As a country whose economic performance relies almost entirely on exports, antagonising our major trading partners is generally considered a bad idea.

It might be worth speculating that our own Department of Foreign Affairs and Trade is amongst the most annoyed by the inquiry's recommendations given its embassies will be on the receiving end of the response. The negative response will not be confined to its recommendations on pharmaceutical patents given what it also says about copyright and its implications for the entertainment sectors.

It may well be that this latest report goes the same way as the Pharmaceutical Patents Review. Who remembers that report? Set-up by the former government and finally delivered in 2013, it contained many of the same themes and recommendations as those in the new report from the Productivity Commission.

The Pharmaceutical Patents Review triggered a visceral response from the global research-based biopharmaceutical sector. Even former Labor Premier of Queensland Peter Beattie called for it to be scrapped. As it turns out, government did not even formally respond to its recommendations and it disappeared without trace.

You have to question the thinking of the people behind these reports. Why produce a set of recommendations that are virtually impossible to implement?

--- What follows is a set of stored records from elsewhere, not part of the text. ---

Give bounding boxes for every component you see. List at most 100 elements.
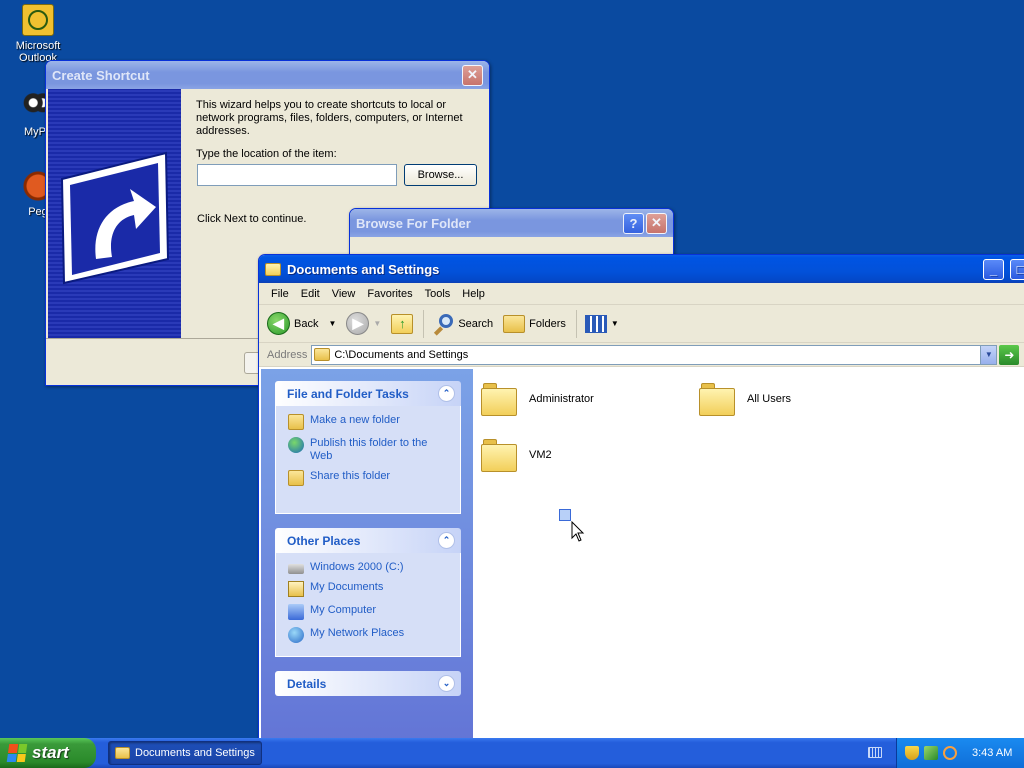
folders-icon xyxy=(503,314,526,333)
panel-body: Windows 2000 (C:) My Documents My Comput… xyxy=(275,553,461,657)
forward-arrow-icon: ▶ xyxy=(346,312,370,335)
desktop-icon-outlook[interactable]: Microsoft Outlook xyxy=(0,4,76,64)
folder-icon xyxy=(481,437,519,473)
menu-view[interactable]: View xyxy=(326,288,362,300)
close-button[interactable]: ✕ xyxy=(462,64,483,86)
help-button[interactable]: ? xyxy=(623,212,644,234)
chevron-down-icon[interactable]: ▼ xyxy=(328,319,336,328)
address-label: Address xyxy=(267,348,308,361)
task-label: Share this folder xyxy=(310,470,391,482)
explorer-body: File and Folder Tasks ⌃ Make a new folde… xyxy=(261,369,1024,741)
menu-help[interactable]: Help xyxy=(456,288,491,300)
minimize-button[interactable]: _ xyxy=(983,258,1004,280)
back-label: Back xyxy=(294,317,319,330)
system-tray: 3:43 AM xyxy=(896,738,1024,768)
close-button[interactable]: ✕ xyxy=(646,212,667,234)
place-label: My Network Places xyxy=(310,627,405,639)
folder-icon xyxy=(314,348,331,361)
panel-header[interactable]: File and Folder Tasks ⌃ xyxy=(275,381,461,406)
expand-chevron-icon[interactable]: ⌄ xyxy=(438,675,455,692)
place-label: My Computer xyxy=(310,604,377,616)
create-shortcut-titlebar[interactable]: Create Shortcut ✕ xyxy=(46,61,489,89)
panel-header[interactable]: Details ⌄ xyxy=(275,671,461,696)
next-hint: Click Next to continue. xyxy=(197,213,307,225)
location-label: Type the location of the item: xyxy=(196,148,337,160)
folder-item[interactable]: Administrator xyxy=(481,381,594,417)
views-button[interactable]: ▼ xyxy=(584,314,619,333)
place-my-documents[interactable]: My Documents xyxy=(288,581,450,597)
network-places-icon xyxy=(288,627,304,643)
task-share-folder[interactable]: Share this folder xyxy=(288,470,450,486)
folder-label: Administrator xyxy=(529,393,594,405)
outlook-icon xyxy=(22,4,54,36)
taskbar-window-button[interactable]: Documents and Settings xyxy=(108,741,262,765)
share-folder-icon xyxy=(288,470,304,486)
collapse-chevron-icon[interactable]: ⌃ xyxy=(438,385,455,402)
explorer-titlebar[interactable]: Documents and Settings _ □ xyxy=(259,255,1024,283)
collapse-chevron-icon[interactable]: ⌃ xyxy=(438,532,455,549)
menu-tools[interactable]: Tools xyxy=(419,288,457,300)
my-computer-icon xyxy=(288,604,304,620)
up-folder-button[interactable]: ↑ xyxy=(391,313,414,334)
task-publish-folder[interactable]: Publish this folder to the Web xyxy=(288,437,450,463)
go-arrow-icon[interactable]: ➜ xyxy=(999,344,1020,365)
shortcut-arrow-icon xyxy=(60,151,170,285)
place-windows-drive[interactable]: Windows 2000 (C:) xyxy=(288,561,450,574)
chevron-down-icon: ▼ xyxy=(610,319,619,328)
location-row: Browse... xyxy=(197,164,477,186)
browse-folder-titlebar[interactable]: Browse For Folder ? ✕ xyxy=(350,209,673,237)
address-bar: Address C:\Documents and Settings ▼ ➜ xyxy=(259,343,1024,367)
keyboard-icon[interactable] xyxy=(868,747,882,758)
search-tray-icon[interactable] xyxy=(943,746,957,760)
chevron-down-icon[interactable]: ▼ xyxy=(373,319,381,328)
task-pane: File and Folder Tasks ⌃ Make a new folde… xyxy=(261,369,473,741)
folders-button[interactable]: Folders xyxy=(503,314,566,333)
window-title: Create Shortcut xyxy=(52,67,150,83)
task-make-new-folder[interactable]: Make a new folder xyxy=(288,414,450,430)
folder-icon xyxy=(115,747,130,759)
file-folder-tasks-panel: File and Folder Tasks ⌃ Make a new folde… xyxy=(275,381,461,514)
folder-item[interactable]: VM2 xyxy=(481,437,552,473)
views-icon xyxy=(584,314,607,333)
menu-file[interactable]: File xyxy=(265,288,295,300)
chevron-down-icon[interactable]: ▼ xyxy=(980,345,997,364)
toolbar-separator xyxy=(575,309,577,338)
back-button[interactable]: ◀ Back ▼ xyxy=(267,312,336,335)
place-label: Windows 2000 (C:) xyxy=(310,561,404,573)
panel-title: Other Places xyxy=(287,533,361,548)
place-my-network[interactable]: My Network Places xyxy=(288,627,450,643)
clock: 3:43 AM xyxy=(972,747,1013,759)
maximize-button[interactable]: □ xyxy=(1010,258,1024,280)
address-input[interactable]: C:\Documents and Settings ▼ xyxy=(311,344,998,365)
security-shield-icon[interactable] xyxy=(905,746,919,760)
up-folder-icon: ↑ xyxy=(391,313,414,334)
folder-label: VM2 xyxy=(529,449,552,461)
place-label: My Documents xyxy=(310,581,384,593)
search-icon xyxy=(432,313,454,336)
start-button[interactable]: start xyxy=(0,738,96,768)
globe-icon xyxy=(288,437,304,453)
wizard-intro: This wizard helps you to create shortcut… xyxy=(196,99,463,137)
taskbar: start Documents and Settings 3:43 AM xyxy=(0,738,1024,768)
search-button[interactable]: Search xyxy=(432,313,494,336)
mouse-cursor-icon xyxy=(571,521,585,542)
location-input[interactable] xyxy=(197,164,397,186)
folder-item[interactable]: All Users xyxy=(699,381,791,417)
forward-button[interactable]: ▶ ▼ xyxy=(346,312,381,335)
search-label: Search xyxy=(458,317,494,330)
wizard-content: This wizard helps you to create shortcut… xyxy=(196,99,481,161)
browse-button[interactable]: Browse... xyxy=(404,164,477,186)
menu-favorites[interactable]: Favorites xyxy=(361,288,418,300)
folder-icon xyxy=(481,381,519,417)
task-label: Publish this folder to the Web xyxy=(310,437,428,462)
place-my-computer[interactable]: My Computer xyxy=(288,604,450,620)
new-folder-icon xyxy=(288,414,304,430)
folders-label: Folders xyxy=(529,317,566,330)
network-icon[interactable] xyxy=(924,746,938,760)
window-title: Browse For Folder xyxy=(356,215,471,231)
windows-logo-icon xyxy=(6,744,28,762)
menu-edit[interactable]: Edit xyxy=(295,288,326,300)
panel-header[interactable]: Other Places ⌃ xyxy=(275,528,461,553)
panel-body: Make a new folder Publish this folder to… xyxy=(275,406,461,514)
back-arrow-icon: ◀ xyxy=(267,312,290,335)
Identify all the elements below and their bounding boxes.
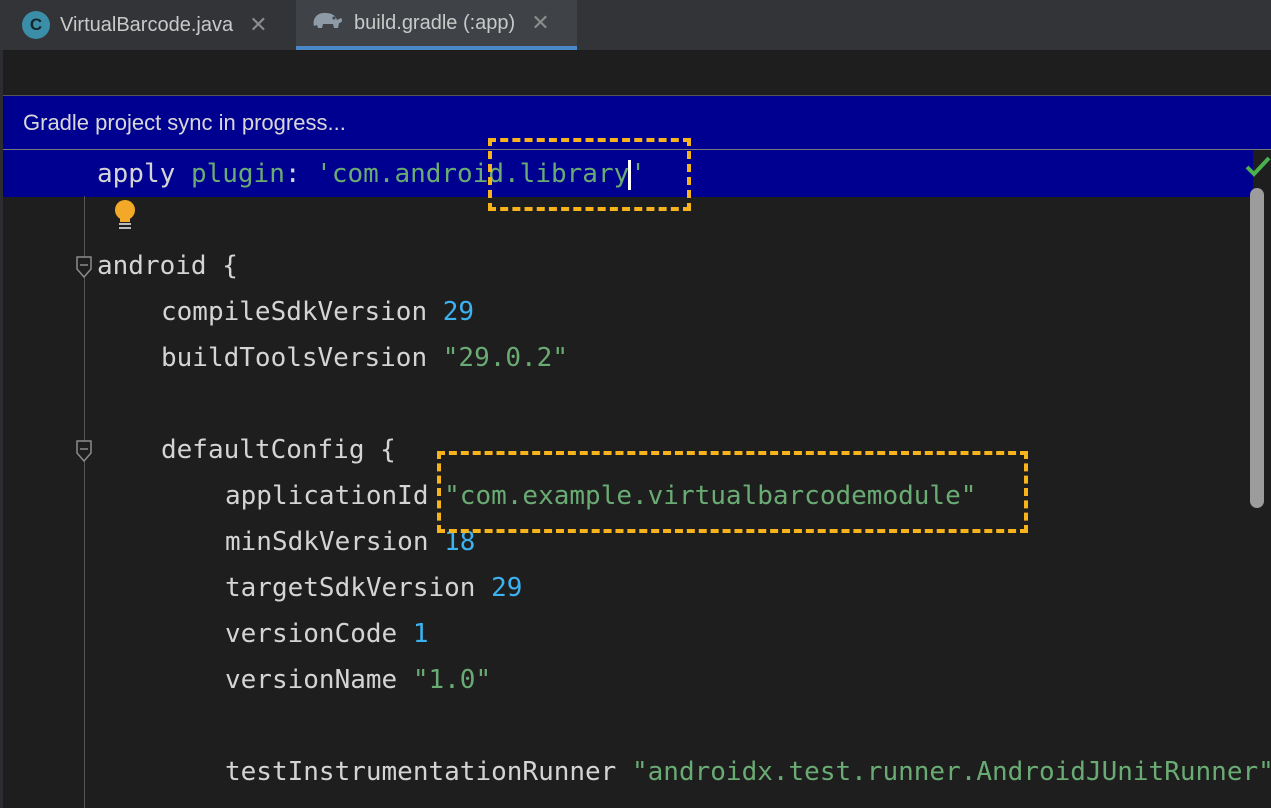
sync-status-text: Gradle project sync in progress... [23, 110, 346, 135]
code-string: "androidx.test.runner.AndroidJUnitRunner… [632, 757, 1271, 787]
tab-label: build.gradle (:app) [354, 11, 516, 34]
keyword-apply: apply [97, 159, 176, 189]
gradle-elephant-icon [310, 8, 344, 38]
code-key: versionCode [225, 619, 398, 649]
colon: : [284, 159, 301, 189]
code-line-android[interactable]: android { [97, 243, 238, 289]
code-key: minSdkVersion [225, 527, 429, 557]
code-key: targetSdkVersion [225, 573, 476, 603]
editor-tab-bar: C VirtualBarcode.java ✕ build.gradle (:a… [0, 0, 1271, 51]
code-line-default-config[interactable]: defaultConfig { [161, 427, 396, 473]
code-number: 1 [412, 619, 429, 649]
code-number: 29 [442, 297, 475, 327]
code-line-test-runner[interactable]: testInstrumentationRunner "androidx.test… [225, 749, 1271, 795]
code-key: applicationId [225, 481, 429, 511]
fold-marker-icon[interactable] [76, 440, 92, 462]
property-plugin: plugin [190, 159, 285, 189]
code-key: compileSdkVersion [161, 297, 428, 327]
code-string: "29.0.2" [442, 343, 568, 373]
checkmark-icon [1245, 156, 1271, 177]
code-line-target-sdk[interactable]: targetSdkVersion 29 [225, 565, 522, 611]
plugin-string-part1: 'com.andro [316, 159, 473, 189]
indent-guide [84, 196, 85, 808]
close-icon[interactable]: ✕ [531, 10, 549, 36]
code-string: "1.0" [412, 665, 492, 695]
code-key: testInstrumentationRunner [225, 757, 617, 787]
code-line-compile-sdk[interactable]: compileSdkVersion 29 [161, 289, 474, 335]
code-number: 29 [491, 573, 523, 603]
lightbulb-icon[interactable] [112, 198, 138, 232]
highlight-box-application-id [437, 451, 1028, 533]
java-class-icon: C [22, 11, 50, 39]
code-line-version-code[interactable]: versionCode 1 [225, 611, 429, 657]
code-key: buildToolsVersion [161, 343, 428, 373]
tab-label: VirtualBarcode.java [60, 13, 234, 36]
code-line-version-name[interactable]: versionName "1.0" [225, 657, 491, 703]
fold-marker-icon[interactable] [76, 256, 92, 278]
code-key: versionName [225, 665, 398, 695]
close-icon[interactable]: ✕ [249, 12, 267, 38]
code-line-build-tools[interactable]: buildToolsVersion "29.0.2" [161, 335, 568, 381]
tab-build-gradle[interactable]: build.gradle (:app) ✕ [296, 0, 577, 50]
vertical-scrollbar[interactable] [1250, 188, 1264, 508]
highlight-box-plugin [488, 138, 691, 211]
tab-virtualbarcode-java[interactable]: C VirtualBarcode.java ✕ [0, 0, 294, 50]
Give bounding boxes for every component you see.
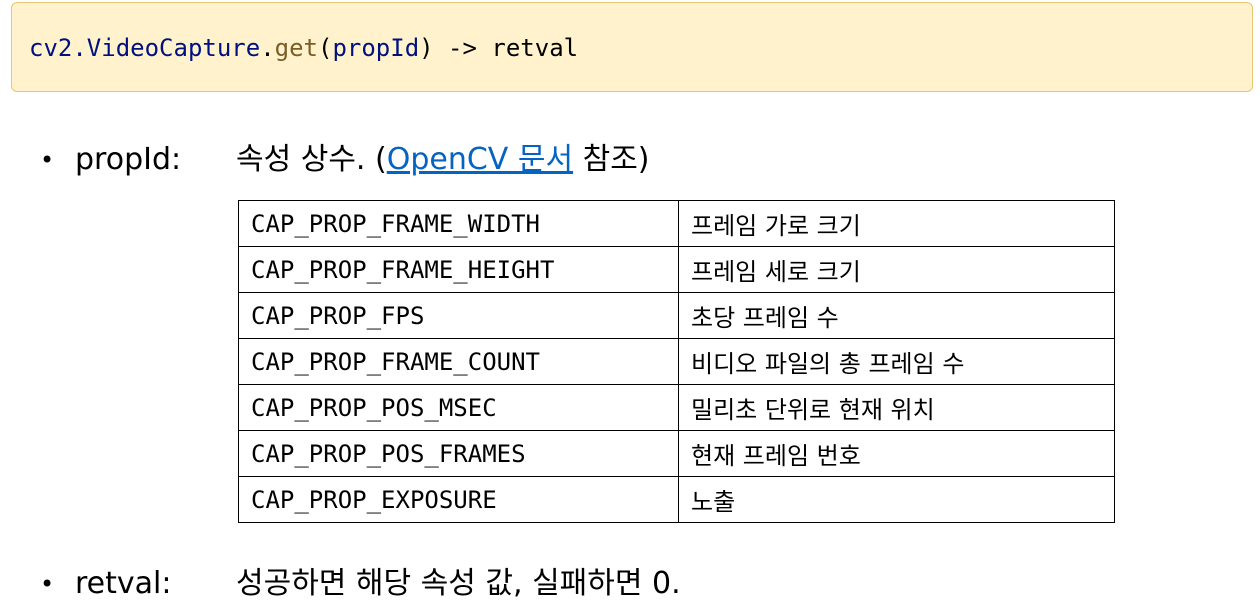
code-object: cv2.VideoCapture [29, 34, 261, 62]
code-signature: cv2.VideoCapture.get(propId) -> retval [29, 32, 578, 64]
code-argument: propId [332, 34, 420, 62]
property-constant: CAP_PROP_FRAME_HEIGHT [238, 246, 679, 293]
property-table: CAP_PROP_FRAME_WIDTH 프레임 가로 크기 CAP_PROP_FR… [238, 200, 1115, 523]
code-open-paren: ( [318, 34, 333, 62]
property-description: 현재 프레임 번호 [678, 430, 1115, 477]
table-row: CAP_PROP_EXPOSURE 노출 [238, 476, 1115, 523]
table-row: CAP_PROP_FRAME_HEIGHT 프레임 세로 크기 [238, 246, 1115, 293]
param-text-after: 참조) [573, 142, 650, 177]
property-description: 밀리초 단위로 현재 위치 [678, 384, 1115, 431]
property-description: 노출 [678, 476, 1115, 523]
code-return: -> retval [433, 34, 579, 62]
param-label: propId: [75, 142, 182, 177]
table-row: CAP_PROP_FRAME_COUNT 비디오 파일의 총 프레임 수 [238, 338, 1115, 385]
table-row: CAP_PROP_FRAME_WIDTH 프레임 가로 크기 [238, 200, 1115, 247]
property-constant: CAP_PROP_FPS [238, 292, 679, 339]
property-description: 프레임 세로 크기 [678, 246, 1115, 293]
property-constant: CAP_PROP_FRAME_COUNT [238, 338, 679, 385]
property-description: 프레임 가로 크기 [678, 200, 1115, 247]
code-method: get [274, 34, 318, 62]
table-row: CAP_PROP_POS_FRAMES 현재 프레임 번호 [238, 430, 1115, 477]
property-description: 비디오 파일의 총 프레임 수 [678, 338, 1115, 385]
property-constant: CAP_PROP_FRAME_WIDTH [238, 200, 679, 247]
param-text-before: 속성 상수. ( [236, 142, 387, 177]
property-constant: CAP_PROP_EXPOSURE [238, 476, 679, 523]
code-close-paren: ) [419, 34, 434, 62]
code-block: cv2.VideoCapture.get(propId) -> retval [11, 2, 1253, 92]
property-constant: CAP_PROP_POS_MSEC [238, 384, 679, 431]
table-row: CAP_PROP_POS_MSEC 밀리초 단위로 현재 위치 [238, 384, 1115, 431]
param-label: retval: [75, 566, 172, 601]
bullet-marker: • [40, 570, 55, 598]
table-row: CAP_PROP_FPS 초당 프레임 수 [238, 292, 1115, 339]
param-description: 속성 상수. (OpenCV 문서 참조) [236, 140, 650, 180]
code-dot: . [260, 34, 275, 62]
property-constant: CAP_PROP_POS_FRAMES [238, 430, 679, 477]
property-table-body: CAP_PROP_FRAME_WIDTH 프레임 가로 크기 CAP_PROP_FR… [238, 200, 1115, 523]
param-description: 성공하면 해당 속성 값, 실패하면 0. [236, 566, 681, 601]
property-description: 초당 프레임 수 [678, 292, 1115, 339]
opencv-docs-link[interactable]: OpenCV 문서 [387, 142, 573, 177]
bullet-marker: • [40, 146, 55, 174]
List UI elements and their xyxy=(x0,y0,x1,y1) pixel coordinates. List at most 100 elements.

The real shame of it is that arguably sensible discussions get lost amongst a sea of impracticality.

The thing about amending law in relation to pharmaceutical patents is that, just as domestic political sentiment will never allow an extension in the legislated data protection period, political reality across the developed world makes any winding back equally challenging.

The one practical outcome of this report is that it further entrenches the 'vibe' against pharmaceutical patents in Australia and adds further weight to resistance against the ongoing push by the US for Australia to formally extend data protection for biologics, from the current five years to eight.